The jet of 3C 395 as a whole, is straight and extended by 15 mas eastwards. When probed deeply, it has an inner jet component found displaying a sharp bend from the core region, connecting with its compact structure by the emission. This inner jet, described as being one-sided, is also found to be polarized by 1.5% with its average Faraday rotation measure gradient of 300 rad m^{−2}.

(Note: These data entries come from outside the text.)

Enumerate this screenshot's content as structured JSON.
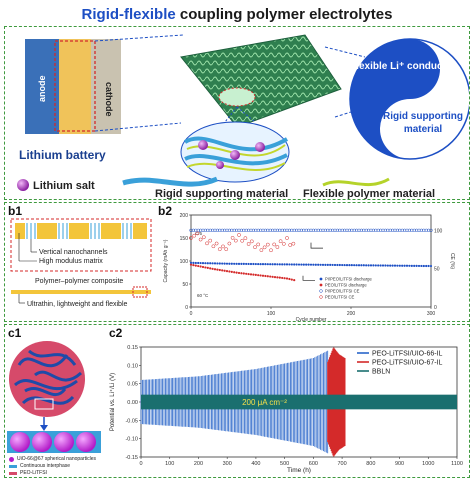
{
  "title": {
    "part1": "Rigid-flexible",
    "part2": "coupling polymer electrolytes"
  },
  "panel_a": {
    "anode": "anode",
    "cathode": "cathode",
    "battery_label": "Lithium battery",
    "flexible_conductor": "Flexible Li⁺ conductor",
    "rigid_material": "Rigid supporting material",
    "legend": {
      "salt": "Lithium salt",
      "rigid": "Rigid supporting material",
      "flexible": "Flexible polymer material"
    }
  },
  "panel_b1": {
    "label": "b1",
    "vertical": "Vertical nanochannels",
    "matrix": "High modulus matrix",
    "composite": "Polymer–polymer composite",
    "ultrathin": "Ultrathin, lightweight and flexible"
  },
  "panel_b2": {
    "label": "b2",
    "ylabel": "Capacity (mAh g⁻¹)",
    "ylabel_right": "CE (%)",
    "xlabel": "Cycle number",
    "ann_c5": "C/5",
    "ann_temp": "60 °C",
    "legend": [
      "PI/PEO/LiTFSI discharge",
      "PEO/LiTFSI discharge",
      "PI/PEO/LiTFSI CE",
      "PEO/LiTFSI CE"
    ]
  },
  "panel_c1": {
    "label": "c1",
    "legend": [
      "UiO-66@67 spherical nanoparticles",
      "Continuous interphase",
      "PEO-LiTFSI"
    ]
  },
  "panel_c2": {
    "label": "c2",
    "ylabel": "Potential vs. Li⁺/Li (V)",
    "xlabel": "Time (h)",
    "annotation": "200 μA cm⁻²",
    "legend": [
      "PEO-LiTFSI/UIO-66-IL",
      "PEO-LiTFSI/UIO-67-IL",
      "BBLN"
    ]
  },
  "colors": {
    "blue": "#1d4fc4",
    "green": "#3f9a3f",
    "red": "#d42a2a",
    "teal": "#1a6f6f"
  },
  "chart_data": [
    {
      "type": "scatter",
      "id": "b2",
      "xlabel": "Cycle number",
      "ylabel": "Capacity (mAh g⁻¹)",
      "ylabel_right": "CE (%)",
      "xlim": [
        0,
        300
      ],
      "ylim": [
        0,
        200
      ],
      "ylim_right": [
        0,
        120
      ],
      "x_ticks": [
        0,
        100,
        200,
        300
      ],
      "y_ticks": [
        0,
        50,
        100,
        150,
        200
      ],
      "y_ticks_right": [
        0,
        50,
        100
      ],
      "series": [
        {
          "name": "PI/PEO/LiTFSI discharge",
          "axis": "left",
          "x": [
            0,
            50,
            100,
            150,
            200,
            250,
            300
          ],
          "values": [
            96,
            94,
            93,
            92,
            91,
            90,
            89
          ]
        },
        {
          "name": "PEO/LiTFSI discharge",
          "axis": "left",
          "x": [
            0,
            30,
            60,
            90,
            120,
            130
          ],
          "values": [
            92,
            82,
            74,
            68,
            62,
            58
          ]
        },
        {
          "name": "PI/PEO/LiTFSI CE",
          "axis": "right",
          "x": [
            0,
            50,
            100,
            150,
            200,
            250,
            300
          ],
          "values": [
            100,
            100,
            100,
            100,
            100,
            100,
            100
          ]
        },
        {
          "name": "PEO/LiTFSI CE",
          "axis": "right",
          "x": [
            0,
            20,
            40,
            60,
            80,
            100,
            120,
            130
          ],
          "values": [
            95,
            85,
            78,
            90,
            82,
            75,
            88,
            80
          ]
        }
      ]
    },
    {
      "type": "line",
      "id": "c2",
      "xlabel": "Time (h)",
      "ylabel": "Potential vs. Li⁺/Li (V)",
      "xlim": [
        0,
        1100
      ],
      "ylim": [
        -0.15,
        0.15
      ],
      "x_ticks": [
        0,
        100,
        200,
        300,
        400,
        500,
        600,
        700,
        800,
        900,
        1000,
        1100
      ],
      "y_ticks": [
        -0.15,
        -0.1,
        -0.05,
        0,
        0.05,
        0.1,
        0.15
      ],
      "series": [
        {
          "name": "PEO-LiTFSI/UIO-66-IL",
          "x": [
            0,
            200,
            400,
            600,
            650
          ],
          "values": [
            0.06,
            0.07,
            0.09,
            0.12,
            0.14
          ]
        },
        {
          "name": "PEO-LiTFSI/UIO-67-IL",
          "x": [
            650,
            670,
            690,
            710
          ],
          "values": [
            0.11,
            0.15,
            0.13,
            0.12
          ]
        },
        {
          "name": "BBLN",
          "x": [
            0,
            200,
            400,
            600,
            800,
            1000,
            1100
          ],
          "values": [
            0.02,
            0.02,
            0.02,
            0.02,
            0.02,
            0.02,
            0.02
          ]
        }
      ]
    }
  ]
}
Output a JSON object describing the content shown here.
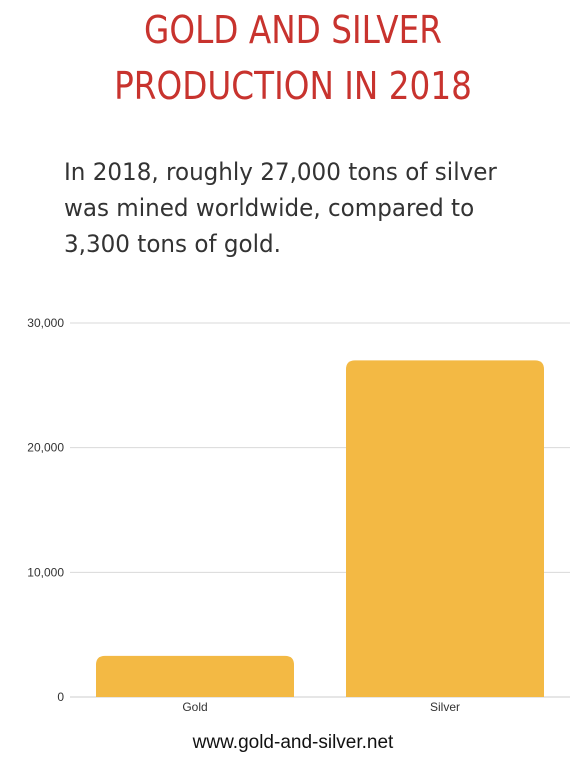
{
  "header": {
    "title_lines": [
      "GOLD AND SILVER",
      "PRODUCTION IN 2018"
    ],
    "subtitle_lines": [
      "In 2018, roughly 27,000 tons of silver",
      "was mined worldwide, compared to",
      "3,300 tons of gold."
    ]
  },
  "footer": {
    "source": "www.gold-and-silver.net"
  },
  "colors": {
    "title": "#c8332e",
    "bar": "#f3b944",
    "grid": "#d9d9d9"
  },
  "chart_data": {
    "type": "bar",
    "categories": [
      "Gold",
      "Silver"
    ],
    "values": [
      3300,
      27000
    ],
    "ylim": [
      0,
      30000
    ],
    "yticks": [
      0,
      10000,
      20000,
      30000
    ],
    "ytick_labels": [
      "0",
      "10,000",
      "20,000",
      "30,000"
    ],
    "grid": true,
    "legend": "none"
  }
}
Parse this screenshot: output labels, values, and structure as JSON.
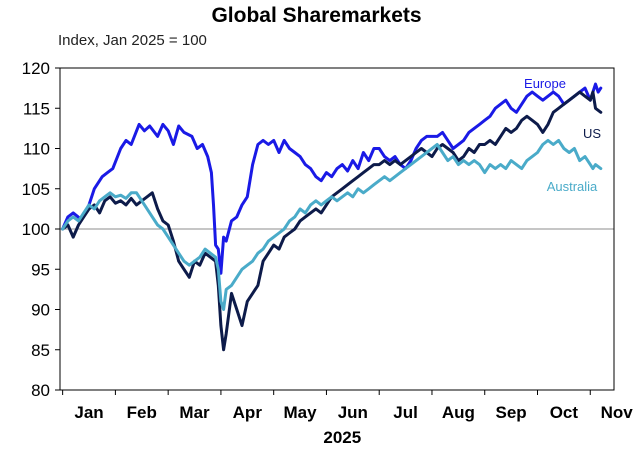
{
  "title": "Global Sharemarkets",
  "subtitle": "Index, Jan 2025 = 100",
  "chart_data": {
    "type": "line",
    "title": "Global Sharemarkets",
    "ylabel": "Index, Jan 2025 = 100",
    "xlabel": "2025",
    "ylim": [
      80,
      120
    ],
    "yticks": [
      "120",
      "115",
      "110",
      "105",
      "100",
      "95",
      "90",
      "85",
      "80"
    ],
    "x_categories": [
      "Jan",
      "Feb",
      "Mar",
      "Apr",
      "May",
      "Jun",
      "Jul",
      "Aug",
      "Sep",
      "Oct",
      "Nov"
    ],
    "x_domain": [
      1,
      11.45
    ],
    "reference_line": 100,
    "series": [
      {
        "name": "Europe",
        "color": "#1a1ae6",
        "points": [
          [
            1.0,
            100
          ],
          [
            1.1,
            101.5
          ],
          [
            1.2,
            102
          ],
          [
            1.35,
            101.2
          ],
          [
            1.5,
            103
          ],
          [
            1.6,
            105
          ],
          [
            1.75,
            106.5
          ],
          [
            1.85,
            107
          ],
          [
            1.95,
            107.5
          ],
          [
            2.1,
            110
          ],
          [
            2.2,
            111
          ],
          [
            2.3,
            110.5
          ],
          [
            2.45,
            113
          ],
          [
            2.55,
            112.2
          ],
          [
            2.65,
            112.8
          ],
          [
            2.8,
            111.5
          ],
          [
            2.9,
            113
          ],
          [
            3.0,
            112.2
          ],
          [
            3.1,
            110.5
          ],
          [
            3.2,
            112.8
          ],
          [
            3.3,
            112
          ],
          [
            3.45,
            111.5
          ],
          [
            3.55,
            110
          ],
          [
            3.65,
            110.5
          ],
          [
            3.75,
            109
          ],
          [
            3.82,
            107
          ],
          [
            3.86,
            103
          ],
          [
            3.9,
            98
          ],
          [
            3.95,
            97.5
          ],
          [
            4.0,
            94.5
          ],
          [
            4.05,
            99
          ],
          [
            4.1,
            98.5
          ],
          [
            4.2,
            101
          ],
          [
            4.3,
            101.5
          ],
          [
            4.4,
            103
          ],
          [
            4.5,
            104
          ],
          [
            4.6,
            108
          ],
          [
            4.7,
            110.5
          ],
          [
            4.8,
            111
          ],
          [
            4.9,
            110.5
          ],
          [
            5.0,
            111
          ],
          [
            5.1,
            109.5
          ],
          [
            5.2,
            111
          ],
          [
            5.3,
            110
          ],
          [
            5.4,
            109.5
          ],
          [
            5.5,
            109
          ],
          [
            5.6,
            108
          ],
          [
            5.7,
            107.5
          ],
          [
            5.8,
            106.5
          ],
          [
            5.9,
            106
          ],
          [
            6.0,
            107
          ],
          [
            6.1,
            106.5
          ],
          [
            6.2,
            107.5
          ],
          [
            6.3,
            108
          ],
          [
            6.4,
            107.2
          ],
          [
            6.5,
            108.5
          ],
          [
            6.6,
            107.5
          ],
          [
            6.7,
            109.5
          ],
          [
            6.8,
            108.5
          ],
          [
            6.9,
            110
          ],
          [
            7.0,
            110
          ],
          [
            7.1,
            109
          ],
          [
            7.2,
            108.5
          ],
          [
            7.3,
            109
          ],
          [
            7.4,
            108
          ],
          [
            7.5,
            107.5
          ],
          [
            7.6,
            108.5
          ],
          [
            7.7,
            110
          ],
          [
            7.8,
            111
          ],
          [
            7.9,
            111.5
          ],
          [
            8.0,
            111.5
          ],
          [
            8.1,
            111.5
          ],
          [
            8.2,
            112
          ],
          [
            8.3,
            111
          ],
          [
            8.4,
            110
          ],
          [
            8.5,
            110.5
          ],
          [
            8.6,
            111
          ],
          [
            8.7,
            112
          ],
          [
            8.8,
            112.5
          ],
          [
            8.9,
            113
          ],
          [
            9.0,
            113.5
          ],
          [
            9.1,
            114
          ],
          [
            9.2,
            115
          ],
          [
            9.3,
            115.5
          ],
          [
            9.4,
            116
          ],
          [
            9.5,
            115
          ],
          [
            9.6,
            114.5
          ],
          [
            9.7,
            115.5
          ],
          [
            9.8,
            116.5
          ],
          [
            9.9,
            117
          ],
          [
            10.0,
            116.5
          ],
          [
            10.1,
            116
          ],
          [
            10.2,
            116.5
          ],
          [
            10.3,
            117
          ],
          [
            10.4,
            116.5
          ],
          [
            10.5,
            115.5
          ],
          [
            10.6,
            116
          ],
          [
            10.7,
            116.5
          ],
          [
            10.8,
            117
          ],
          [
            10.9,
            117.5
          ],
          [
            11.0,
            116
          ],
          [
            11.05,
            117
          ],
          [
            11.1,
            118
          ],
          [
            11.15,
            117
          ],
          [
            11.2,
            117.5
          ]
        ]
      },
      {
        "name": "US",
        "color": "#0d1b4a",
        "points": [
          [
            1.0,
            100
          ],
          [
            1.1,
            100.5
          ],
          [
            1.2,
            99
          ],
          [
            1.3,
            100.5
          ],
          [
            1.4,
            101.5
          ],
          [
            1.5,
            102.5
          ],
          [
            1.6,
            103
          ],
          [
            1.7,
            102
          ],
          [
            1.8,
            103.5
          ],
          [
            1.9,
            104
          ],
          [
            2.0,
            103.2
          ],
          [
            2.1,
            103.5
          ],
          [
            2.2,
            103
          ],
          [
            2.3,
            103.8
          ],
          [
            2.4,
            103
          ],
          [
            2.5,
            103.5
          ],
          [
            2.6,
            104
          ],
          [
            2.7,
            104.5
          ],
          [
            2.8,
            102.5
          ],
          [
            2.9,
            101
          ],
          [
            3.0,
            100.5
          ],
          [
            3.1,
            98.5
          ],
          [
            3.2,
            96
          ],
          [
            3.3,
            95
          ],
          [
            3.4,
            94
          ],
          [
            3.5,
            96
          ],
          [
            3.6,
            95.5
          ],
          [
            3.7,
            97
          ],
          [
            3.8,
            96.5
          ],
          [
            3.9,
            96
          ],
          [
            3.95,
            93
          ],
          [
            4.0,
            88
          ],
          [
            4.05,
            85
          ],
          [
            4.1,
            87
          ],
          [
            4.2,
            92
          ],
          [
            4.3,
            90
          ],
          [
            4.4,
            88
          ],
          [
            4.5,
            91
          ],
          [
            4.6,
            92
          ],
          [
            4.7,
            93
          ],
          [
            4.8,
            96
          ],
          [
            4.9,
            97
          ],
          [
            5.0,
            98
          ],
          [
            5.1,
            97.5
          ],
          [
            5.2,
            99
          ],
          [
            5.3,
            99.5
          ],
          [
            5.4,
            100
          ],
          [
            5.5,
            101
          ],
          [
            5.6,
            101.5
          ],
          [
            5.7,
            102
          ],
          [
            5.8,
            102.5
          ],
          [
            5.9,
            102
          ],
          [
            6.0,
            103
          ],
          [
            6.1,
            104
          ],
          [
            6.2,
            104.5
          ],
          [
            6.3,
            105
          ],
          [
            6.4,
            105.5
          ],
          [
            6.5,
            106
          ],
          [
            6.6,
            106.5
          ],
          [
            6.7,
            107
          ],
          [
            6.8,
            107.5
          ],
          [
            6.9,
            108
          ],
          [
            7.0,
            108
          ],
          [
            7.1,
            108.5
          ],
          [
            7.2,
            108
          ],
          [
            7.3,
            108.5
          ],
          [
            7.4,
            108
          ],
          [
            7.5,
            108.5
          ],
          [
            7.6,
            109
          ],
          [
            7.7,
            109.5
          ],
          [
            7.8,
            110
          ],
          [
            7.9,
            109.5
          ],
          [
            8.0,
            109
          ],
          [
            8.1,
            110
          ],
          [
            8.2,
            110.5
          ],
          [
            8.3,
            110
          ],
          [
            8.4,
            109.5
          ],
          [
            8.5,
            108.5
          ],
          [
            8.6,
            109
          ],
          [
            8.7,
            110
          ],
          [
            8.8,
            109.5
          ],
          [
            8.9,
            110.5
          ],
          [
            9.0,
            110.5
          ],
          [
            9.1,
            111
          ],
          [
            9.2,
            110.5
          ],
          [
            9.3,
            111.5
          ],
          [
            9.4,
            112.5
          ],
          [
            9.5,
            112
          ],
          [
            9.6,
            112.5
          ],
          [
            9.7,
            113.5
          ],
          [
            9.8,
            114
          ],
          [
            9.9,
            113.5
          ],
          [
            10.0,
            113
          ],
          [
            10.1,
            112
          ],
          [
            10.2,
            113
          ],
          [
            10.3,
            114.5
          ],
          [
            10.4,
            115
          ],
          [
            10.5,
            115.5
          ],
          [
            10.6,
            116
          ],
          [
            10.7,
            116.5
          ],
          [
            10.8,
            117
          ],
          [
            10.9,
            116.5
          ],
          [
            11.0,
            116
          ],
          [
            11.05,
            117
          ],
          [
            11.1,
            115
          ],
          [
            11.2,
            114.5
          ]
        ]
      },
      {
        "name": "Australia",
        "color": "#4aabc9",
        "points": [
          [
            1.0,
            100
          ],
          [
            1.1,
            101
          ],
          [
            1.2,
            101.5
          ],
          [
            1.3,
            101
          ],
          [
            1.4,
            102
          ],
          [
            1.5,
            103
          ],
          [
            1.6,
            102.5
          ],
          [
            1.7,
            103.5
          ],
          [
            1.8,
            104
          ],
          [
            1.9,
            104.5
          ],
          [
            2.0,
            104
          ],
          [
            2.1,
            104.2
          ],
          [
            2.2,
            103.8
          ],
          [
            2.3,
            104.5
          ],
          [
            2.4,
            104.5
          ],
          [
            2.5,
            103.5
          ],
          [
            2.6,
            102.5
          ],
          [
            2.7,
            101.5
          ],
          [
            2.8,
            100.5
          ],
          [
            2.9,
            100
          ],
          [
            3.0,
            99
          ],
          [
            3.1,
            98
          ],
          [
            3.2,
            97
          ],
          [
            3.3,
            96
          ],
          [
            3.4,
            95.5
          ],
          [
            3.5,
            96
          ],
          [
            3.6,
            96.5
          ],
          [
            3.7,
            97.5
          ],
          [
            3.8,
            97
          ],
          [
            3.9,
            96.5
          ],
          [
            3.95,
            95
          ],
          [
            4.0,
            91
          ],
          [
            4.05,
            90
          ],
          [
            4.1,
            92.5
          ],
          [
            4.2,
            93
          ],
          [
            4.3,
            94
          ],
          [
            4.4,
            95
          ],
          [
            4.5,
            95.5
          ],
          [
            4.6,
            96
          ],
          [
            4.7,
            97
          ],
          [
            4.8,
            97.5
          ],
          [
            4.9,
            98.5
          ],
          [
            5.0,
            99
          ],
          [
            5.1,
            99.5
          ],
          [
            5.2,
            100
          ],
          [
            5.3,
            101
          ],
          [
            5.4,
            101.5
          ],
          [
            5.5,
            102.5
          ],
          [
            5.6,
            102
          ],
          [
            5.7,
            103
          ],
          [
            5.8,
            103.5
          ],
          [
            5.9,
            103
          ],
          [
            6.0,
            103.5
          ],
          [
            6.1,
            104
          ],
          [
            6.2,
            103.5
          ],
          [
            6.3,
            104
          ],
          [
            6.4,
            104.5
          ],
          [
            6.5,
            104
          ],
          [
            6.6,
            105
          ],
          [
            6.7,
            104.5
          ],
          [
            6.8,
            105
          ],
          [
            6.9,
            105.5
          ],
          [
            7.0,
            106
          ],
          [
            7.1,
            106.5
          ],
          [
            7.2,
            106
          ],
          [
            7.3,
            106.5
          ],
          [
            7.4,
            107
          ],
          [
            7.5,
            107.5
          ],
          [
            7.6,
            108
          ],
          [
            7.7,
            108.5
          ],
          [
            7.8,
            109
          ],
          [
            7.9,
            109.5
          ],
          [
            8.0,
            110
          ],
          [
            8.1,
            110.5
          ],
          [
            8.2,
            109.5
          ],
          [
            8.3,
            108.5
          ],
          [
            8.4,
            109
          ],
          [
            8.5,
            108
          ],
          [
            8.6,
            108.5
          ],
          [
            8.7,
            108
          ],
          [
            8.8,
            108.5
          ],
          [
            8.9,
            108
          ],
          [
            9.0,
            107
          ],
          [
            9.1,
            108
          ],
          [
            9.2,
            107.5
          ],
          [
            9.3,
            108
          ],
          [
            9.4,
            107.5
          ],
          [
            9.5,
            108.5
          ],
          [
            9.6,
            108
          ],
          [
            9.7,
            107.5
          ],
          [
            9.8,
            108.5
          ],
          [
            9.9,
            109
          ],
          [
            10.0,
            109.5
          ],
          [
            10.1,
            110.5
          ],
          [
            10.2,
            111
          ],
          [
            10.3,
            110.5
          ],
          [
            10.4,
            111
          ],
          [
            10.5,
            110
          ],
          [
            10.6,
            109.5
          ],
          [
            10.7,
            110
          ],
          [
            10.8,
            108.5
          ],
          [
            10.9,
            109
          ],
          [
            11.0,
            108
          ],
          [
            11.05,
            107.5
          ],
          [
            11.1,
            108
          ],
          [
            11.2,
            107.5
          ]
        ]
      }
    ],
    "series_labels": [
      {
        "text": "Europe",
        "color": "#1a1ae6"
      },
      {
        "text": "US",
        "color": "#0d1b4a"
      },
      {
        "text": "Australia",
        "color": "#4aabc9"
      }
    ]
  }
}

A tertiary weak component was discovered between the two components, separated by 1.2 ± 0.3 mas from the core at the position angle of 118°. The component is found to have superluminal motion, moving away at a proper motion of 0.64 ± 0.1 mas yr^{−1}. When observed by VLBI, the superluminal component is heading towards the direction of a stationary knot.

3C 395 is classified as a blazar. Its long-term optical behavior is shown to increase from 17 to 18.4 magnitude between 1980 and around 1985–1986. However, during the first 6 months in 1985, its magnitude declined by 0.9. In February 2021, gamma-ray emission was shown to be emitted from the object, detected by Large Area Telescope.